2011 Chevrolet Volt plugged into Coulomb Technologies 240V wall charging unitEnlarge Photo
The last time you could buy a gallon of gasoline in the U.S. for 75 cents was around the late 1970s.
If you own an electric car today though, the price you're paying for electricity is equivalent to about 75 cents per gallon.
According to a study by the Northeast Group (via Charged EVs), 25 utilities in 14 states currently offer electricity rates tailored towards electric vehicle owners.
With discounts for off-peak charging, the cost of topping up your battery is very low indeed. By converting the energy you're storing into a gasoline-equivalent figure, the price works out at about $0.75 per "gallon".
For comparison, the current average for gas prices in the U.S. is about $3.70 a gallon--almost five times as much.

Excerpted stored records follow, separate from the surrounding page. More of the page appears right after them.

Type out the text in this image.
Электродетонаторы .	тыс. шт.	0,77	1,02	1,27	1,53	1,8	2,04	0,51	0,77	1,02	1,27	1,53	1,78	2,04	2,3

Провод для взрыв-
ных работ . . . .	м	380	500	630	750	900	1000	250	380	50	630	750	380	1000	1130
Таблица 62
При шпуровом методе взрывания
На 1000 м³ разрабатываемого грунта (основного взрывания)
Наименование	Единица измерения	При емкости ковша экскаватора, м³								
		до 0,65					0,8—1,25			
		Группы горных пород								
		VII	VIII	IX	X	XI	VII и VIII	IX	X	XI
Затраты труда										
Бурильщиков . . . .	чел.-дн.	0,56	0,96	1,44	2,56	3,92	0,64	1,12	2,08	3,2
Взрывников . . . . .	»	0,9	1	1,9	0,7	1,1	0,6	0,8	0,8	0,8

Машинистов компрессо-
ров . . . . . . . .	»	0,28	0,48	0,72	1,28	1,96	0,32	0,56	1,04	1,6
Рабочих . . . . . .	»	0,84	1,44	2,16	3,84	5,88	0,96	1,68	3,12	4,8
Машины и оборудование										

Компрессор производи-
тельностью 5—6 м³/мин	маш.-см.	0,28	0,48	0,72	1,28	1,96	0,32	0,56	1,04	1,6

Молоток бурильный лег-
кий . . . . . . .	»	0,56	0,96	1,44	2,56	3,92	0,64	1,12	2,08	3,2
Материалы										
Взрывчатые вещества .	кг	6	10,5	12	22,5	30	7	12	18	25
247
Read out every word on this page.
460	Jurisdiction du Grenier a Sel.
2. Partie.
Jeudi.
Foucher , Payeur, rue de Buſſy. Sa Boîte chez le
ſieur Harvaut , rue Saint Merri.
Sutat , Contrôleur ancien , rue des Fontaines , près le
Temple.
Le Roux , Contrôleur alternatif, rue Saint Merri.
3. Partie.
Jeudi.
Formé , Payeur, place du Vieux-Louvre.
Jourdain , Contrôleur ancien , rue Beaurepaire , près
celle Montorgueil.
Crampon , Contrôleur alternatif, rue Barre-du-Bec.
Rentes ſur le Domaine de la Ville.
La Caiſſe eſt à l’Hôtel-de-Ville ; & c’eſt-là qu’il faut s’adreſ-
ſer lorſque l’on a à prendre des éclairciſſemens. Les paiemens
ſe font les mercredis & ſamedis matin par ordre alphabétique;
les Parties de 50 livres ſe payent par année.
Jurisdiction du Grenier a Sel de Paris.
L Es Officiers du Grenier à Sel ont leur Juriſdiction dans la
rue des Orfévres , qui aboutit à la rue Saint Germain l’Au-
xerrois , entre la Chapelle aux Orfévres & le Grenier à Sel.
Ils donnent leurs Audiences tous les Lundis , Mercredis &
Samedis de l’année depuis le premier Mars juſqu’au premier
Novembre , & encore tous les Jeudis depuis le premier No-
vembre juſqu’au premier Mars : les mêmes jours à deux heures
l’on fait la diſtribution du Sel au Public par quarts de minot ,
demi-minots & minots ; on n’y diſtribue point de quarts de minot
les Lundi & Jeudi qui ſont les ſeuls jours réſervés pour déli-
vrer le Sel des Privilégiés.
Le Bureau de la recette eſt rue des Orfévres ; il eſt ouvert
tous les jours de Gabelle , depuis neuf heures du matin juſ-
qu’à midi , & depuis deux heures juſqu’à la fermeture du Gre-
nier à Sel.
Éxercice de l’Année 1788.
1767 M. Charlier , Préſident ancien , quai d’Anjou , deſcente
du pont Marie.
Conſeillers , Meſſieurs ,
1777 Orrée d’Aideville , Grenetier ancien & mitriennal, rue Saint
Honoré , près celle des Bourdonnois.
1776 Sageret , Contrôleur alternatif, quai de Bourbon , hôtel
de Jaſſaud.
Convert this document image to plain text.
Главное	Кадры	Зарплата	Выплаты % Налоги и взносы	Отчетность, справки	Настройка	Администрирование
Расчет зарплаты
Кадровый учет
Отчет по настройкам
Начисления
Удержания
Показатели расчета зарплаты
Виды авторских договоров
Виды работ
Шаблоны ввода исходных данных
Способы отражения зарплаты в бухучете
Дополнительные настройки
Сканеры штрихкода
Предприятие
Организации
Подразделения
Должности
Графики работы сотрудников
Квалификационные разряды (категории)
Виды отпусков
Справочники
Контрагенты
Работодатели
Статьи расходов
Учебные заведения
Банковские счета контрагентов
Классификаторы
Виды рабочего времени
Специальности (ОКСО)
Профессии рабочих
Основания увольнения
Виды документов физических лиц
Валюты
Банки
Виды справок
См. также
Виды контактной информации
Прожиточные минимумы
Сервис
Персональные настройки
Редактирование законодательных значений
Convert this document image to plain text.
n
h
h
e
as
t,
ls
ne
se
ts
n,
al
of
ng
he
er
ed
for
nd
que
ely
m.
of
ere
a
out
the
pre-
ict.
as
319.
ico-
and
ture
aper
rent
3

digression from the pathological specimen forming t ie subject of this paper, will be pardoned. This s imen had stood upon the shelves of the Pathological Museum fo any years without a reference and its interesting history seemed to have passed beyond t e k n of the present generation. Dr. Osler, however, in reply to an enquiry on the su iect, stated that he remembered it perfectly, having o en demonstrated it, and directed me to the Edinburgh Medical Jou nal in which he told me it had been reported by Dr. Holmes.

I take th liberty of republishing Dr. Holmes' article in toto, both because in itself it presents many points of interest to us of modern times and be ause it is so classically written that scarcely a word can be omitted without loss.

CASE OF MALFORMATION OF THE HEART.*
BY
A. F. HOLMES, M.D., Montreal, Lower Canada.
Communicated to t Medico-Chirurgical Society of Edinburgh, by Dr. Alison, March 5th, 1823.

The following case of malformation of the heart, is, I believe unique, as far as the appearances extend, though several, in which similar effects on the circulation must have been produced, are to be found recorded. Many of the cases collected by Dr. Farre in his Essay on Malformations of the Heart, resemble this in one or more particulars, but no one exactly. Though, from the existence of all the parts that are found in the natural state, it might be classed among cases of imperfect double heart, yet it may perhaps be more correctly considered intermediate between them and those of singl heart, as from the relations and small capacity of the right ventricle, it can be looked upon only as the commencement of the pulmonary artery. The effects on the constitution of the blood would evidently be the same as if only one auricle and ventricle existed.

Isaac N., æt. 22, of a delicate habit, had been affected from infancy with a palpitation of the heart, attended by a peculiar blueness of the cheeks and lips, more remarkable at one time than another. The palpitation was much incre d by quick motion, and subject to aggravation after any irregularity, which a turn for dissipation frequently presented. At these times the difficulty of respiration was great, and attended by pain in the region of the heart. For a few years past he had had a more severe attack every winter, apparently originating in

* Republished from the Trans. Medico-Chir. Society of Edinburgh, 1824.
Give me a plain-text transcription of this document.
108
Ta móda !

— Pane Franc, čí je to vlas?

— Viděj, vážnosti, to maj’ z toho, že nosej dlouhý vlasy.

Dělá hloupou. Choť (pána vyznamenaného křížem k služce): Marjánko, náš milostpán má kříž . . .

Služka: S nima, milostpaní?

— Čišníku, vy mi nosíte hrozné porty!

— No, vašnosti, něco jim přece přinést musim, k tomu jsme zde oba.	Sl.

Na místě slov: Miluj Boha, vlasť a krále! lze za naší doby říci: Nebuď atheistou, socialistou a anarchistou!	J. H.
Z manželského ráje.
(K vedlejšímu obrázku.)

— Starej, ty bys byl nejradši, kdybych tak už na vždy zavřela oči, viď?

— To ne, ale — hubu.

Some states are even mandating EV-friendly rates from utilities--Minnesota recently became the first to require preferable rates for those charging off-peak. In addition, the state requires that customers have the option of a zero-emissions tariff, making charging even greener, as well as cheaper.
Ben Gardner, President of Northeast Group, explains that many utilities are seeking ways to better engage with their customers.
Electric vehicle owners are already fairly in-tune with the price they pay for electricity, so making life a little more pleasant for EV drivers is one way of improving customer relations. Since they typically consume more electricity than other homeowners, it also makes financial sense for utilities to have them on their side.
So if you want to drive around like the last thirty-five years or so of gas price increases haven't happened, the message is simple: buy an electric car.